I was in a junior college career ladder program, so I worked nights as a CNA in med-surg acute care and then in a licensed vocational nursing (LVN) registry, mostly in ob/gyn, prior to graduation. My first job was as an RN in the oncology med-surg unit at Salinas Valley Memorial Hospital (now Health Care System) or the SVMHCS, and I am still there.

Has there been a defining moment in your career? Perhaps when you knew you were on the right road?

I thought I wanted to be a midwife when I started my nursing education, however, I did not like assisting births in the hospital with strangers. In my last year of working toward my associate degree in nursing (ADN), I met an amazing oncology instructor. At the same time, my best friend was dying of cancer, thus I became an oncology case manager.

More recently, I taught a CNA program for several years. In mid 2011 I attended a life directions seminar and was able to harness all of my passions and focus them around caregiving.

In brief, describe your organization.

SVMHCS is an acute care hospital with an average census of 166.

What are two or three important concepts or rules that you follow in case management?

  • The keys to successful utilization review and discharge planning and collaboration are communication, including written documentation and collaboration with the full team, including the patient, family, doctor, nursing staff and other providers.
  • Patients are assessed and educated within the first 24 to 48 hours of admissions.
  • Balanced self-care allows me to serve my team the best.
  • What is the single most successful thing that your organization is doing now?

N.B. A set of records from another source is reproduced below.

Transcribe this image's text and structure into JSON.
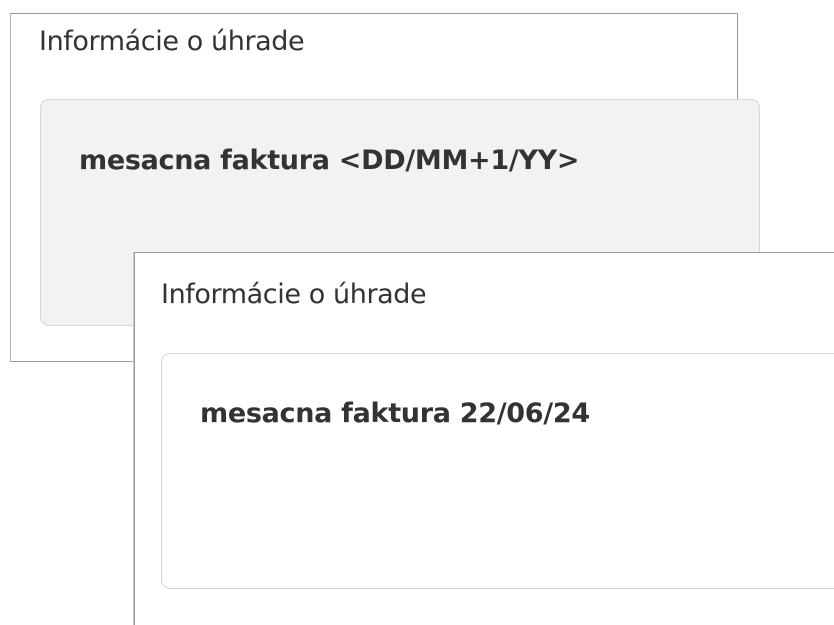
{
  "back_panel": {
    "label": "Informácie o úhrade",
    "value": "mesacna faktura <DD/MM+1/YY>"
  },
  "front_panel": {
    "label": "Informácie o úhrade",
    "value": "mesacna faktura 22/06/24"
  },
  "colors": {
    "text": "#333333",
    "template_field_bg": "#f2f2f2",
    "result_field_bg": "#ffffff",
    "field_border": "#d4d4d4"
  }
}
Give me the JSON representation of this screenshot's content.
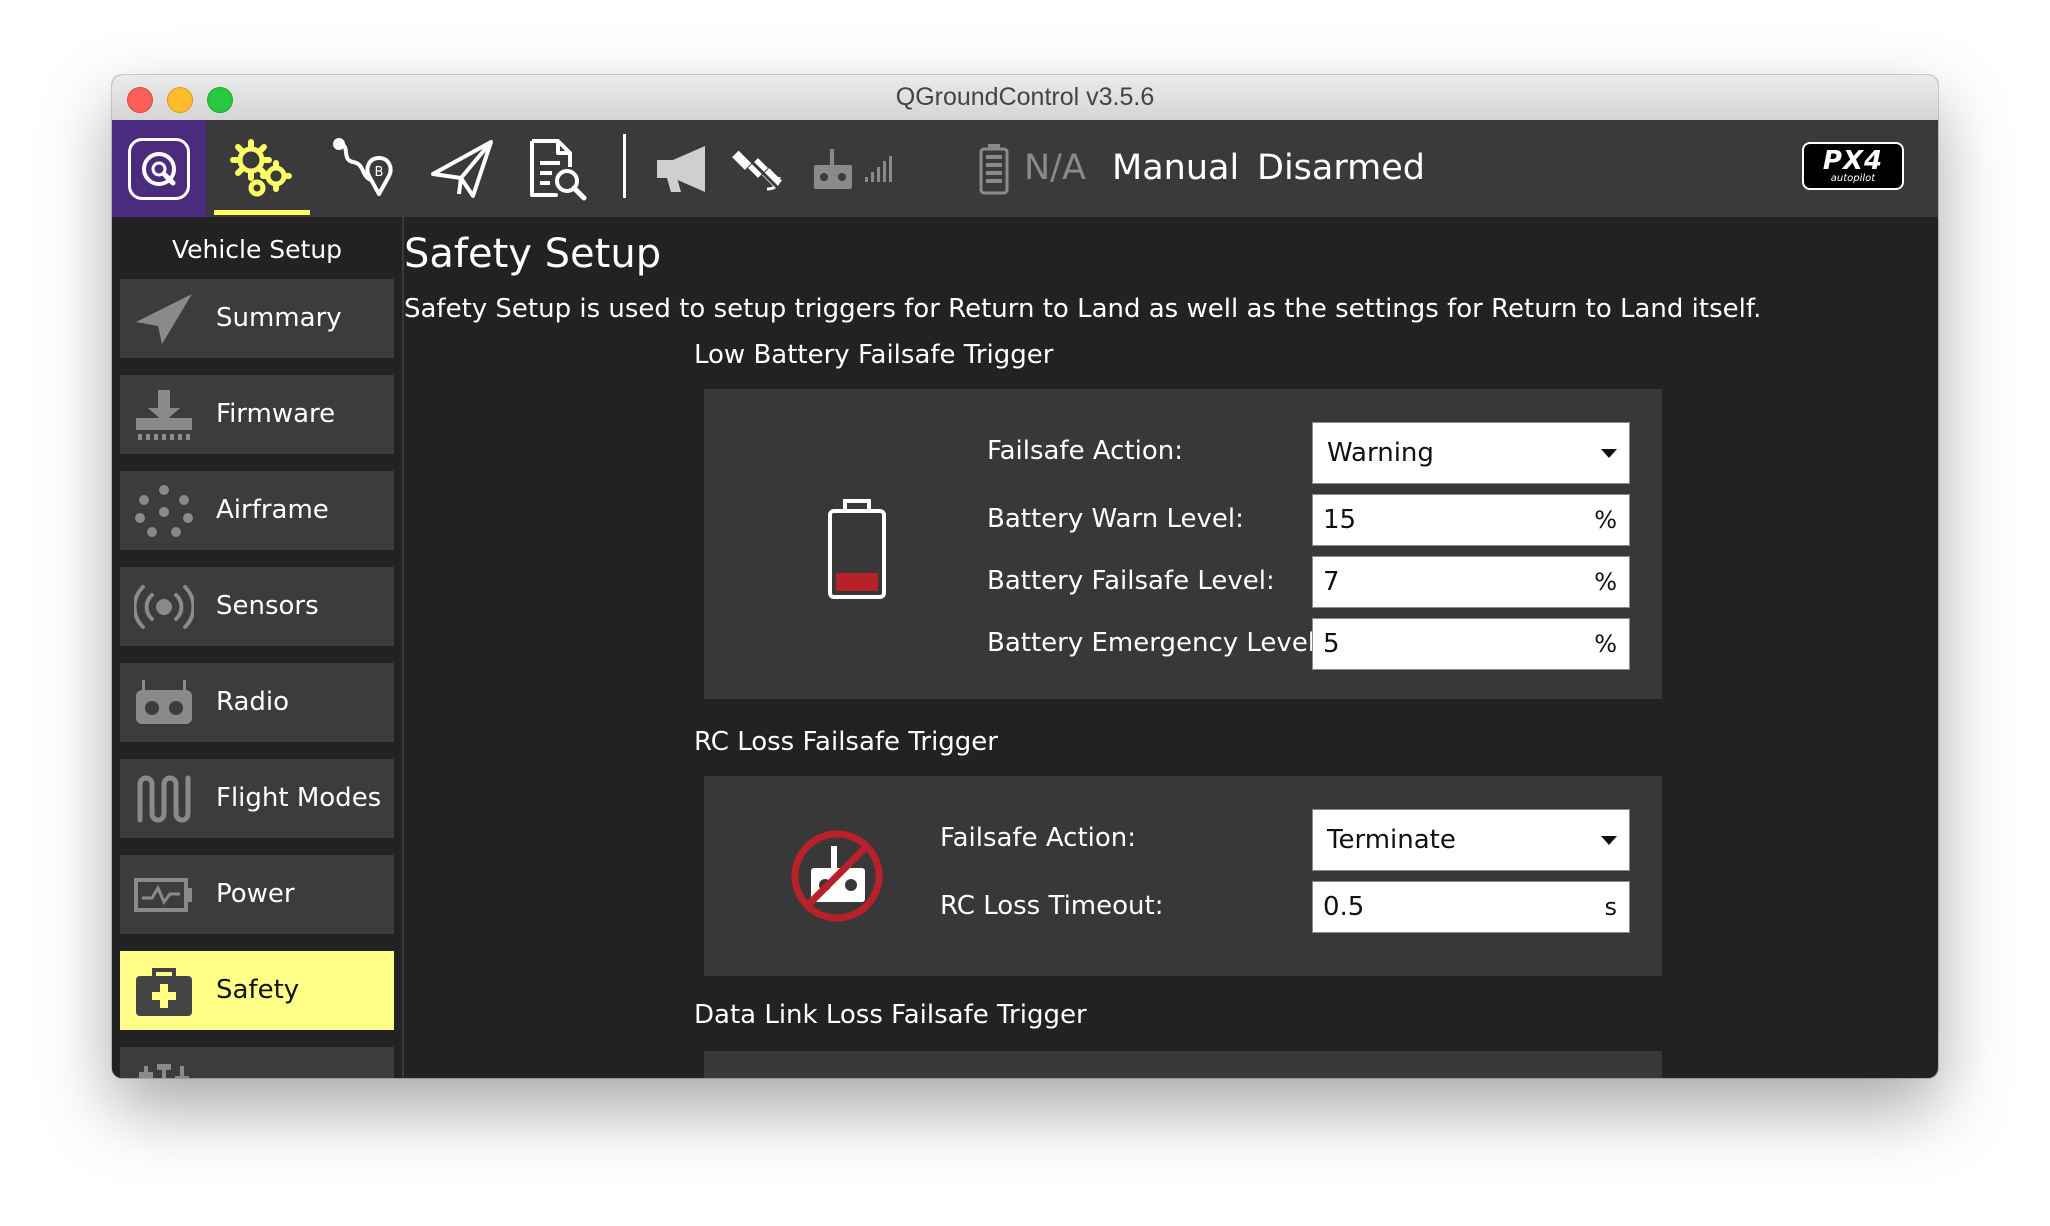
{
  "window": {
    "title": "QGroundControl v3.5.6"
  },
  "toolbar": {
    "items": [
      {
        "icon": "qgc-logo-icon"
      },
      {
        "icon": "gears-icon",
        "active": true
      },
      {
        "icon": "plan-waypoint-icon"
      },
      {
        "icon": "paper-plane-icon"
      },
      {
        "icon": "analyze-document-icon"
      }
    ],
    "status_icons": [
      "megaphone-icon",
      "satellite-icon",
      "rc-transmitter-icon",
      "signal-bars-icon",
      "battery-icon"
    ],
    "battery_text": "N/A",
    "flight_mode": "Manual",
    "arm_state": "Disarmed",
    "brand": {
      "main": "PX4",
      "sub": "autopilot"
    },
    "active_color": "#ffff66"
  },
  "sidebar": {
    "title": "Vehicle Setup",
    "items": [
      {
        "label": "Summary",
        "icon": "paper-plane-icon"
      },
      {
        "label": "Firmware",
        "icon": "firmware-download-icon"
      },
      {
        "label": "Airframe",
        "icon": "airframe-dots-icon"
      },
      {
        "label": "Sensors",
        "icon": "sensors-radio-icon"
      },
      {
        "label": "Radio",
        "icon": "radio-transmitter-icon"
      },
      {
        "label": "Flight Modes",
        "icon": "flight-modes-wave-icon"
      },
      {
        "label": "Power",
        "icon": "power-battery-icon"
      },
      {
        "label": "Safety",
        "icon": "first-aid-kit-icon",
        "active": true
      }
    ],
    "active_color": "#ffff88"
  },
  "main": {
    "title": "Safety Setup",
    "description": "Safety Setup is used to setup triggers for Return to Land as well as the settings for Return to Land itself.",
    "low_battery": {
      "heading": "Low Battery Failsafe Trigger",
      "icon": "battery-low-icon",
      "action_label": "Failsafe Action:",
      "action_value": "Warning",
      "warn_label": "Battery Warn Level:",
      "warn_value": "15",
      "warn_unit": "%",
      "failsafe_label": "Battery Failsafe Level:",
      "failsafe_value": "7",
      "failsafe_unit": "%",
      "emergency_label": "Battery Emergency Level:",
      "emergency_value": "5",
      "emergency_unit": "%"
    },
    "rc_loss": {
      "heading": "RC Loss Failsafe Trigger",
      "icon": "rc-loss-prohibited-icon",
      "action_label": "Failsafe Action:",
      "action_value": "Terminate",
      "timeout_label": "RC Loss Timeout:",
      "timeout_value": "0.5",
      "timeout_unit": "s"
    },
    "data_link_loss": {
      "heading": "Data Link Loss Failsafe Trigger"
    }
  }
}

    Expanding the role of case management to include p.m. shifts.

    Do you see a trend or path that you have to lock onto for 2012?

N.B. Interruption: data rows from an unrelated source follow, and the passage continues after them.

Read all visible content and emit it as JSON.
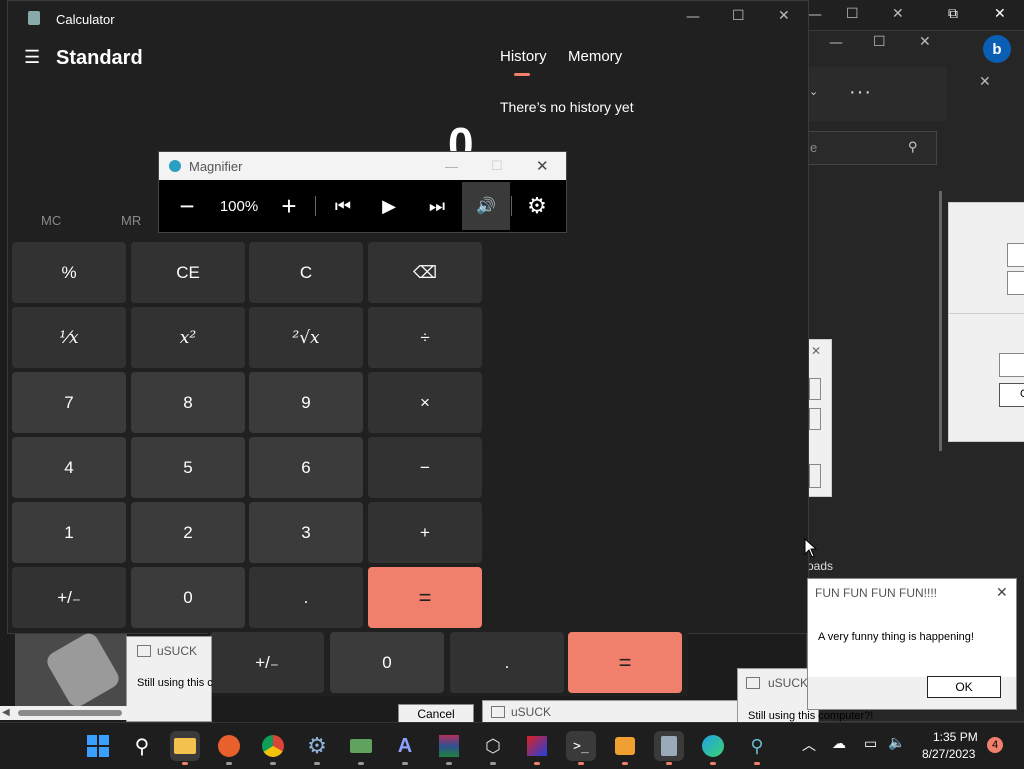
{
  "calculator": {
    "title": "Calculator",
    "mode": "Standard",
    "display": "0",
    "panel_tabs": [
      "History",
      "Memory"
    ],
    "active_tab": "History",
    "history_empty": "There’s no history yet",
    "memory_buttons": [
      "MC",
      "MR"
    ],
    "keys": [
      [
        "%",
        "CE",
        "C",
        "⌫"
      ],
      [
        "¹⁄x",
        "x²",
        "²√x",
        "÷"
      ],
      [
        "7",
        "8",
        "9",
        "×"
      ],
      [
        "4",
        "5",
        "6",
        "−"
      ],
      [
        "1",
        "2",
        "3",
        "+"
      ],
      [
        "+/₋",
        "0",
        ".",
        "="
      ]
    ]
  },
  "ghost_calc_keys": [
    "+/₋",
    "0",
    ".",
    "="
  ],
  "magnifier": {
    "title": "Magnifier",
    "zoom": "100%"
  },
  "fun_dialog": {
    "title": "FUN FUN FUN FUN!!!!",
    "message": "A very funny thing is happening!",
    "ok": "OK"
  },
  "usuck_windows": [
    {
      "title": "uSUCK",
      "text": "Still using this c"
    },
    {
      "title": "uSUCK",
      "text": ""
    },
    {
      "title": "uSUCK",
      "text": "Still using this computer?!"
    }
  ],
  "background_text": {
    "downloads_fragment": "oads",
    "search_placeholder": "e",
    "cancel_button": "Cancel",
    "partial_button": "C"
  },
  "taskbar": {
    "time": "1:35 PM",
    "date": "8/27/2023",
    "notification_count": "4"
  },
  "colors": {
    "accent": "#f0806c",
    "calc_bg": "#202020",
    "key_bg": "#3b3b3b"
  }
}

    Money talks and reimbursement has been the biggest challenge.

    What is the most satisfying thing about being a case manager?

    Treating patients and families with respect and kindness, especially at the end of life.

    What is the greatest challenge of case management, and how are you working to overcome this challenge?

    Finding services for obese or no pay source patients. SVMHCS case managers are working with management for creative sponsoring of needed services.

    What is the single most effective workflow, process, tool or form case managers are using today?

    Extended Care Information Network and executive health referrals.

    Where did you grow up?

    I was born in Los Angeles, CA, one of five girls and two surviving boys.

    What college did you attend? Is there a moment from that time that stands out?

    I attended Cabrillo Community College, Santa Cruz, CA for an advanced degree in nursing and a bachelor degree in public health nursing (PHN) at California State University at Dominguez Hills, CA. I enjoyed being of creative service in the community during my PHN clinicals; I used bilingual teaching tools to explain lab results, diet choices and I created new curriculum to introduce teens to human health by relating what they knew to horse health, disease, symptoms and interventions.

    Are you married? Do you have children?

    I have a husband of twelve years, a forty year old son and a six year old granddaughter.

    What is your favorite hobby and how did it develop in your life?

    The very first profession I fell in love with was a veterinarian, but my parents told me I was not smart enough to be a vet. So then I wanted to be a dancer, but my parents told me I couldn’t do that because if I broke my leg, I couldn’t support myself. So, now, I am a dancing nurse with six dogs!

    Is there a book you recently read or movie you saw that you would recommend?

    A book I wrote: The Heart of Caregiving, A Guide to Joyful Caring.